Project management, as it is generally understood, is the art of planning, organizing and managing the discrete and sometimes disparate pieces that will ultimately contribute toward the completion of a pre-defined whole. A stated beginning and conclusion to each project must be balanced against its scope and the budget by which the task as a whole is constrained. In the end, measurable goals or objectives are met that lend added value to an existing thing – be it a product or an intangible – or which result in an innovation.
Traditional project management can be applied to a great number of different fields. Best recognized among these are construction, manufacturing and information technology. The discipline of project management and its standards can also be applied to new product development and quality initiatives. Projects typically are conducted in rational, goal- or market-driven settings and tend to be linear or formulaic in their execution.

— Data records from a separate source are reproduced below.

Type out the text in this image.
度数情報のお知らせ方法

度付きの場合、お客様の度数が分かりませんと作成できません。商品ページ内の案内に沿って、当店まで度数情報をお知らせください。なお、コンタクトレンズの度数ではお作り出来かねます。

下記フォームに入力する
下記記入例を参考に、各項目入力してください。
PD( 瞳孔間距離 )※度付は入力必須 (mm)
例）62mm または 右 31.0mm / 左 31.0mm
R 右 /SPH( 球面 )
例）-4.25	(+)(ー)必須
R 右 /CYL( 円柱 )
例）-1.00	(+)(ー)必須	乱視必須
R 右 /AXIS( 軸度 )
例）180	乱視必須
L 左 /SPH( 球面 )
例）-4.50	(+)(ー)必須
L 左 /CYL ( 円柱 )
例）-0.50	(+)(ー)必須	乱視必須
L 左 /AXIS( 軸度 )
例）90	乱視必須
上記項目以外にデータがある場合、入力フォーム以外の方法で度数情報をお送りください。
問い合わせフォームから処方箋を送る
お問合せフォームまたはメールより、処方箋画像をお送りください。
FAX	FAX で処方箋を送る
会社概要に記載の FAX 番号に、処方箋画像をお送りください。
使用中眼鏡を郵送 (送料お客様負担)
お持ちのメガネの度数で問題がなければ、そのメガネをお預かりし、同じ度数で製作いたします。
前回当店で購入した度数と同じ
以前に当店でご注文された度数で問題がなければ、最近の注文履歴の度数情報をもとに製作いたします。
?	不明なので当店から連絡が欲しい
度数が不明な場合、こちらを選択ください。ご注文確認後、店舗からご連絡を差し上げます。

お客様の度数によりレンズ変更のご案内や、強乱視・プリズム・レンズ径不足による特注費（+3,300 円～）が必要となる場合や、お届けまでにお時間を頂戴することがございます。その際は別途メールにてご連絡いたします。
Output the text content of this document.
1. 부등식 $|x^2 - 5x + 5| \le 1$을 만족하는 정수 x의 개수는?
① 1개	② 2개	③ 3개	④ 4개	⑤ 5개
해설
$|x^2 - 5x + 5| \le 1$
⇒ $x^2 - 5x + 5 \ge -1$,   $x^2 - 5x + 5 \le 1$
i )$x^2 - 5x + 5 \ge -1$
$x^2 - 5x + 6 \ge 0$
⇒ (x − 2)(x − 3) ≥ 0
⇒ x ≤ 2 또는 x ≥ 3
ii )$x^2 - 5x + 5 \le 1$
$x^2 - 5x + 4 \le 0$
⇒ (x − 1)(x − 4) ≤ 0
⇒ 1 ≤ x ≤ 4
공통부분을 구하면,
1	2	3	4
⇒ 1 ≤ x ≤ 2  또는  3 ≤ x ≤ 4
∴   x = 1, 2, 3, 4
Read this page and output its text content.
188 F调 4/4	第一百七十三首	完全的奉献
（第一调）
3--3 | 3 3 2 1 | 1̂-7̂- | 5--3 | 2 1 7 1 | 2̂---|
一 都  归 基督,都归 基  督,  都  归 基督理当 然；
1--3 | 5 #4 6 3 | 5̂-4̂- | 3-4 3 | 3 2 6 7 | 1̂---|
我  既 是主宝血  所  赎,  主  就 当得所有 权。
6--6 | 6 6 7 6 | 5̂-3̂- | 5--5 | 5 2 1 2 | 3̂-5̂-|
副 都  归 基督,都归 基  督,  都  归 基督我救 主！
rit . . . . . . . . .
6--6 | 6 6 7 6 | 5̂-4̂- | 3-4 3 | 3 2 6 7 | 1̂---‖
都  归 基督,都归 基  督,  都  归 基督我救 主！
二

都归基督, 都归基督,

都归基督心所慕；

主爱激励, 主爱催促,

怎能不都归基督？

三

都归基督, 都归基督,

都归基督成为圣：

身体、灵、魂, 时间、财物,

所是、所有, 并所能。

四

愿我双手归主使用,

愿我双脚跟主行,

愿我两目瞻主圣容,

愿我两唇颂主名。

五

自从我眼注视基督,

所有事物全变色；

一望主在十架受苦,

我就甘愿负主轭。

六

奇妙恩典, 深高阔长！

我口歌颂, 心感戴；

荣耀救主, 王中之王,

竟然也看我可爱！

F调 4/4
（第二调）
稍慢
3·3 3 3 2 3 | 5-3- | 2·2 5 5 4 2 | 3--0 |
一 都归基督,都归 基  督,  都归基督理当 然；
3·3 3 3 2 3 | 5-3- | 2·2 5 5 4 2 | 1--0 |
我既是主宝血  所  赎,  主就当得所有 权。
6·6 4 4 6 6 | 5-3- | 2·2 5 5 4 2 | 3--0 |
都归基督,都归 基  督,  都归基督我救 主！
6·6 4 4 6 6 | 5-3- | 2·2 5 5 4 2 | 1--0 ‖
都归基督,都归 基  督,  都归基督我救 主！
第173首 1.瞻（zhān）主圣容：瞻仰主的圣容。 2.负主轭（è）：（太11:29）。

2. Why Research PM is Different
Research, by its definition, is different. If the outcome were predictable, there would be no need to conduct an experiment!
The scientific method, as it is taught in classrooms, demands that observations be made. These, in turn, lead to the formulation of a hypothesis that might explain the phenomenon. The hypothesis can be used to predict other phenomena, all of which can be systematically tested for through experimentation. Finally, the results must be repeatable. If they cannot be duplicated, they are not considered valid.
The scientific method, however, conflicts with the most basic tenets of project management. There is not necessarily a predictable start. When might an interesting specimen be observed? Under what conditions might an anomaly occur? Could the discovery of and subsequent work surrounding Ardipithecus ramidus have been budgeted for a year in advance? There is no predictable end. If Bacillus subtilis doesn’t express the desired protein, the scientist might need to tryother host strains that might do the job.
If this phase reaps the desired reward, then publication and peer review may follow. The results may be validated or the project may be scrapped. Exhausting a grant doesn’t necessarily dictate project termination; it is a “given” that a determined researcher will either apply for an extension or to seek out a new source of funding for the continuation of the work.
In between the start and the end, there is the uncertainty of when – or if – inspiration and serendipity may coincide. The outcome – let alone the output – is dubious.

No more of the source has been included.